The behavior of the Syrians when they occupied Lebanon gives rise to very powerful pent-up emotions. The behavior of the militia leaders who are still in power gives rise to very powerful emotions. The persistence of all the corrupt practices that the Syrians were blamed for really grates on a lot of us. Added to this mix was what happened last summer. In fact, it just occurred to me what the main culprit in making the empty slogans of yesterday powerful enough to actually split this amazingly diverse population so neatly in two. Let us call it the "I know what you did last summer" syndrome.


In their zeal to shake off one source of Syrian influence, the current rulers of the cabinet stands accused of welcoming the war that destroyed 3% of our housing stock and 40% of our industrial capacity. At the same time, the nature of the incident that actually triggered the war is also not lost on those prepared to defend the cabinet. On the one hand, Hezballah played a bloody card to allow them to reveal three things: the extent of their hidden strength, the degree of self-control they must have to turn that force on and off only under extreme duress, and the indiscriminate nature of the foe against whom they stand. However, on the other hand, these very revelations were reinforced and became bigger drawing points for Hezballah when coupled with: the surprising obstinacy of the Bush administration against recognizing Hezballahs gambit for what it was, and the blind adherence of the ostensibly anti-Syrian coalition in Lebanon to the party line of the Bush administration's agenda.

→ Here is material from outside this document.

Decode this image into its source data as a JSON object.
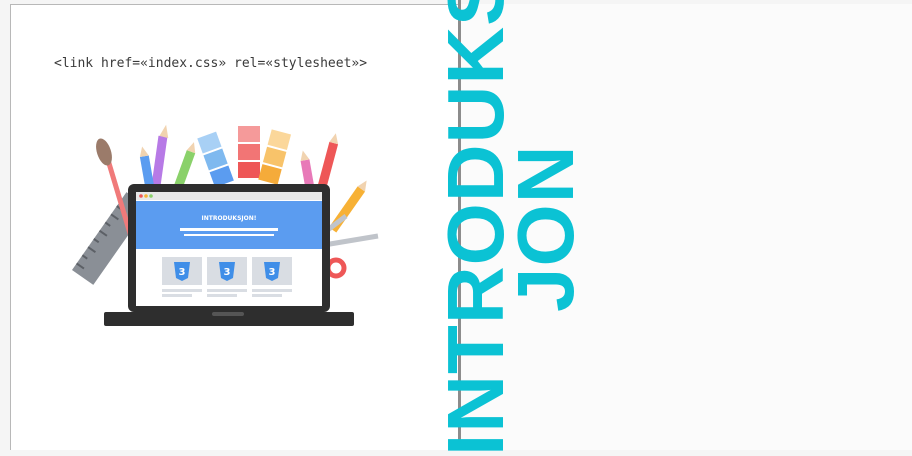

Still, all this could have been resolved amicably. Yes, there are Syrian parties in Lebanon. These include Syrian intelligence agents, Lebanese citizens who think of themselves as Syrian first, and Lebanese citizens who want to be part of an Arab empire ruled by the ideology that now rules Syria. There are also Bush neo-conservatives in Lebanon, possibly following similar subclassifications, I do not know. The tragedy is that the rhetoric of the two major coalitions is pushing the huge majority that is neither into the opposite camp. The two tiny radical opposites I just described are happy to receive support from those who hate them just an iota less than they hate the opposite side. None of it makes sense from a rational perspective, but politics has a logic of tis own.

I, political leader X, can gain two followers by saying that my foe Y is secretly allied with extremist Z. But I lose twenty neutral citizens who now resent the lie. In Lebanon over the past few months, this logic has been operating in both directions. So much so that saying you are in the middle already pegs you as one sort of extremist or other, depending on subtle nuances in the words you choose to express your neutrality. "I resent A and I resent B" pits you against someone who says "I resent B and I resent A". Anyone out there think they know a way out?

2 Comments:

  • At 28/11/06 11:34 PM, Blogger Solomon2 said…

    Then why don't "neutral" people simply decide to form new political parties from scratch? This is what I don't understand about Lebanon: the willingness of the populace to stick to the same failed leaders for decades.

     
  • At 30/11/06 10:02 AM, Blogger Walid said…

    Actually what I described is precisely why: every new leader who comes along is labeled by the old established leaders and before he knows it people actually believe that the new leader is just another face of the old failed leader's enemy - who surprise surprise is also an old failed leader.